EMDe – Quais as suas perspectivas em relação à Geografia da População e a Demografia para as próximas décadas? Quais temas merecem atenção?
AHC – Dentre os inúmeros temas, destacam-se as tendências e consequências socioeconômicas das mudanças na estrutura demográfica, relacionadas à redução da representação dos grupos jovens, e acentuação do envelhecimento, a principal mudança demográfica em curso, e seus impactos crescentes sobre os vários setores da sociedade. Na dinâmica espacial, aparecem como temáticas de grande relevância a migração internacional originária das regiões mais carentes em direção aos eixos mais desenvolvidos, e a acentuação da mobilidade nos grandes centros, suas causas, consequências espaciais e socioeconômicas, assim como os conflitos que geram.
EMDe – Quais seus planos em relação à vida e à pesquisa? Há projetos para explorar os dados do Censo de 2022? Se sim, quais temas planeja analisar?
AHC – O Censo constitui o momento privilegiado, o mais aguardado pelos que trabalham nas áreas de planejamento, ensino e pesquisa, que buscam nos dados subsídios para repensar os trabalhos realizados nesse longo intervalo de doze anos, em que ocorreram mudanças substanciais na sociedade, como para realizar novos trabalhos, explorar novas pistas que certamente irão emergir desta valiosa fonte. Em especial, gostaria de atualizar o estudo sobre o efeito indireto da fecundidade dos migrantes sobre o crescimento, um dos temas que abordei na tese de doutorado, para mensurar e analisar as mudanças ocorridas entre 1980 a 2022, período de grandes transformações nos níveis e comportamentos dos componentes do crescimento natural e migratório. Interessa-me também os estudos relativos às tendências e consequências do envelhecimento populacional.
EMDe – Quais são os desafios para a nova geração de geógrafos(as) e demógrafos(as)? Qual a mensagem deixaria para os futuros pesquisadores da Geografia da População e da Demografia?

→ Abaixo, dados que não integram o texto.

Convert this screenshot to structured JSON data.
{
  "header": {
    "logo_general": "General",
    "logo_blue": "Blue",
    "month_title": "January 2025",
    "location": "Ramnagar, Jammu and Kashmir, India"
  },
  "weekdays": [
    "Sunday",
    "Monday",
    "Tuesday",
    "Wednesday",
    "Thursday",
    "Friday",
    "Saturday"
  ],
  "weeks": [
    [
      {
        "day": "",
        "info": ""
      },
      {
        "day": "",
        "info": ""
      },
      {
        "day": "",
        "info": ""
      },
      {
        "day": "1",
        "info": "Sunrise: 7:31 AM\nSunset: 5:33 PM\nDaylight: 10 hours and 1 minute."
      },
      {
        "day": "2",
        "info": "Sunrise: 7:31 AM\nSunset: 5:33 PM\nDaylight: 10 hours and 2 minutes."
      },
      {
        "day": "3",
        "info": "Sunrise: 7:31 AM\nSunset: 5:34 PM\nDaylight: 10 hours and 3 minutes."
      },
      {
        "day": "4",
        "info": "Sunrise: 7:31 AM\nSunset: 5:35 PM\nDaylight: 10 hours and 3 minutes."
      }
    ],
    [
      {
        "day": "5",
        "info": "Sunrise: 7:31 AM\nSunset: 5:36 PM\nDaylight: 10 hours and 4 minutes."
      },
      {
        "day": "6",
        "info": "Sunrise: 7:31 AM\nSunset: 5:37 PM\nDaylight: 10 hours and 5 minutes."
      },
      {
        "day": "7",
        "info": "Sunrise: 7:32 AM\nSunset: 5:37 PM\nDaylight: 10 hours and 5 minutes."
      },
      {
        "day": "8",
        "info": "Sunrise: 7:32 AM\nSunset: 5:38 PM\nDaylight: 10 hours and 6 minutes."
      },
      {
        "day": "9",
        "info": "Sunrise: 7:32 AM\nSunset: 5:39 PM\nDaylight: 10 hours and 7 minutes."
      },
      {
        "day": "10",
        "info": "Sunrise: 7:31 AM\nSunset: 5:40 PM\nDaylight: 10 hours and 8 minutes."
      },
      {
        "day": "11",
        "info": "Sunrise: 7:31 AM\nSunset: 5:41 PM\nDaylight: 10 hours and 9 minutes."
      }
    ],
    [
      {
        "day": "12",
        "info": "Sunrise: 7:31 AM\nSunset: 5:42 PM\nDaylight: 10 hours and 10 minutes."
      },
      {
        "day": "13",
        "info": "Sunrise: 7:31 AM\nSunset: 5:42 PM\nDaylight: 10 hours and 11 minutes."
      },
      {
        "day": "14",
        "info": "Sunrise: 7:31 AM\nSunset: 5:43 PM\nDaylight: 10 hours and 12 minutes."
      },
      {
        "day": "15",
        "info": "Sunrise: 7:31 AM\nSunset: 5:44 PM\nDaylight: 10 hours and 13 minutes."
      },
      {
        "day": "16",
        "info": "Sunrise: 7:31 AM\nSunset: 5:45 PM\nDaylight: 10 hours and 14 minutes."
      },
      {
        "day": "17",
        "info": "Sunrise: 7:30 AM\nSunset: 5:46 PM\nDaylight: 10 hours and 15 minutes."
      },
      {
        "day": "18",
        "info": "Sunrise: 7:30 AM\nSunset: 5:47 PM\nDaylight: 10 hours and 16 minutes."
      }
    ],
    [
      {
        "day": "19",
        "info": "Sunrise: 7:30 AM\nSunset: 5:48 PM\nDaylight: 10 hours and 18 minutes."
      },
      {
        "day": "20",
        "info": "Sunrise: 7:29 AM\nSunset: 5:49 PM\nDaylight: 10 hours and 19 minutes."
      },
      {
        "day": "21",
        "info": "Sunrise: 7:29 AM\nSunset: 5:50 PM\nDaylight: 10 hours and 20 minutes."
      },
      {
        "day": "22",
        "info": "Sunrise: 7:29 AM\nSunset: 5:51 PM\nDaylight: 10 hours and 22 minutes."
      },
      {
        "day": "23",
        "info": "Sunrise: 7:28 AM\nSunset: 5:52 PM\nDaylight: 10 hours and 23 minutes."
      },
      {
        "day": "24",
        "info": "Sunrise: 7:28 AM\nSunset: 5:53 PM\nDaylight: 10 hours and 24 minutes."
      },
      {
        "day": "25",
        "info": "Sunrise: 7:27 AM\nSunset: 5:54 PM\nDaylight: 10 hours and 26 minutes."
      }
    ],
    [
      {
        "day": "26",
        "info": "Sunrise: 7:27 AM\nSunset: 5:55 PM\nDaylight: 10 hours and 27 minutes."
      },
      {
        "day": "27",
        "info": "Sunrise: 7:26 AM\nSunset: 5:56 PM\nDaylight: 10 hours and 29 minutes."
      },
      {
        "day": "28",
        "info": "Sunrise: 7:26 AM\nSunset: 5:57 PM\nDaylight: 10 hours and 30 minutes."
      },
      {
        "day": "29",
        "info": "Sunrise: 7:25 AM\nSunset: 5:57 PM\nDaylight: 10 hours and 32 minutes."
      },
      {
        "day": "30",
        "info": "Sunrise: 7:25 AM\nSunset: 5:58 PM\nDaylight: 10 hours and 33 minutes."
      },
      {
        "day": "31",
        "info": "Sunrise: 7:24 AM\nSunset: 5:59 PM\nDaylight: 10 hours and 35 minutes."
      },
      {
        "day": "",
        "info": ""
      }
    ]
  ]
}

- 8 Demógrafo, escritor e político francês. Foi o autor de vários livros sobre economia (...)
- 9 Doutor em Demografia. Ele foi diretor fundador do Escritório de Pesquisa Populacional (...)
AHC – O estudo das novas tendências demográficas em um mundo no qual as mudanças são muito rápidas e heterogêneas apresenta-se como uma questão desafiadora. Nas regiões que se encontram na fase de pós-transição e para as que se aproximam do final do processo, as perspectivas e tendências do crescimento natural não apresentam a mesma previsibilidade e clareza que as observadas nas fases descritas para a transição demográfica na primeira metade do século passado por Landry8 [1934] e Notestein9 [1945]. A fecundidade terá atingido seu nível mínimo? As sociedades que já apresentam problemas de reposição da população conseguirão mudar o comportamento reprodutivo que está reduzindo o segmento de crianças e o de adultos jovens, de 15-39 anos da população ativa, como já ocorre no país? Quanto ao envelhecimento em progressão, as conquistas de desenvolvimento tecnológico e medicamentoso, poderão alongar o limite da duração da vida a níveis mais elevados, como já tem sido evocado? A tendência à redução do crescimento demográfico é observada mesmo nos países com os maiores níveis de fecundidade. Neste cenário, o componente migratório passa a desempenhar papel preponderante nas mudanças demográficas, seja internacionalmente, onde a migração indesejada colabora para atenuar o déficit do crescimento das áreas atrativas, seja nas grandes aglomerações, com o surgimento de novos e complexos padrões de mobilidade.
A seguir, a Figura 6, referente a fotografia de finalização da entrevista.
FIGURA 6 – Professora Aurélia durante a entrevista.
Fonte: Acervo dos entrevistadores, 2023.